Intensiv angeschaut hat sich der Rechnungshof auch die Anstrengungen der Kommission unter Präsidentin Ursula von der Leyen, was eine gemeinsame Verteidigungspolitik anbelangt. Das Thema ist durch den Krieg in der Ukraine ganz nach oben auf die Tagesordnung gekommen, allerdings hakt es auch hier. Der Hof prüfte, ob die EU hinreichend in der Lage sei, ihre Verteidigungsausgaben über den geplanten Europäischen Verteidigungsfonds deutlich aufzustocken. Ergebnis: Es mangelt an einer Strategie für eine gemeinsame Verteidigung. Und: Wo die Strategie fehlt, fließen auch die Mittel nur spärlich. Im Detail sagen die Prüfer: „Die Maßnahmen der EU im Verteidigungsbereich beschränken sich auf die gemeinsame Sicherheits- und Verteidigungspolitik, die ein Instrument des externen Krisenmanagements darstellt und nicht als kollektive europäische Verteidigungspolitik beispielsweise mit einer gemeinsamen Definition der Bedrohungen gedacht ist. Diese Einschränkung erschwert die langfristige Planung der EU-Ausgaben im Verteidigungsbereich.“ Die Kommission habe sich mit strategischen Fragen noch nicht so ausführlich auseinandergesetzt, dass Projekte, die durch einen Europäischen Verteidigungsfonds finanziert würden, „ihre vorgesehene Wirkung entfalten könnten“.

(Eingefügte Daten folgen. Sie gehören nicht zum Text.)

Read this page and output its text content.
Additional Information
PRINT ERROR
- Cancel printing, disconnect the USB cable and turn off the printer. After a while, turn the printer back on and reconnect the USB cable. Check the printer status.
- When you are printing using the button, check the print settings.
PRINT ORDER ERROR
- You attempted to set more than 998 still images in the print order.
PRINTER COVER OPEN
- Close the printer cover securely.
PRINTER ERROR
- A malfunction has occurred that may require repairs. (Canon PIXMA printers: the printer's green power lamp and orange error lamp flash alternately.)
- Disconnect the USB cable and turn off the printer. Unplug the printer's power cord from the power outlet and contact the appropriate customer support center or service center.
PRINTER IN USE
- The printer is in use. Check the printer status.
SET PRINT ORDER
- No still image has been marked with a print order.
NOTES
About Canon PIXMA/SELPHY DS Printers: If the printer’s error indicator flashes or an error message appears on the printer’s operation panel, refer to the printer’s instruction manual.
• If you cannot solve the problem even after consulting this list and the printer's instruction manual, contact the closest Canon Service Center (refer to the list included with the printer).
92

Unterm Strich bleibt das Fazit: In zentralen Gebieten wie Finanzierung, Verteidigung und Zukunftstechnologien hat die Kommission ihre Hausaufgaben nur unvollständig erledigt. Es dürfte vor diesem Hintergrund für von der Leyen schwer werden, mehr Geld von den Mitgliedsländern einzuwerben.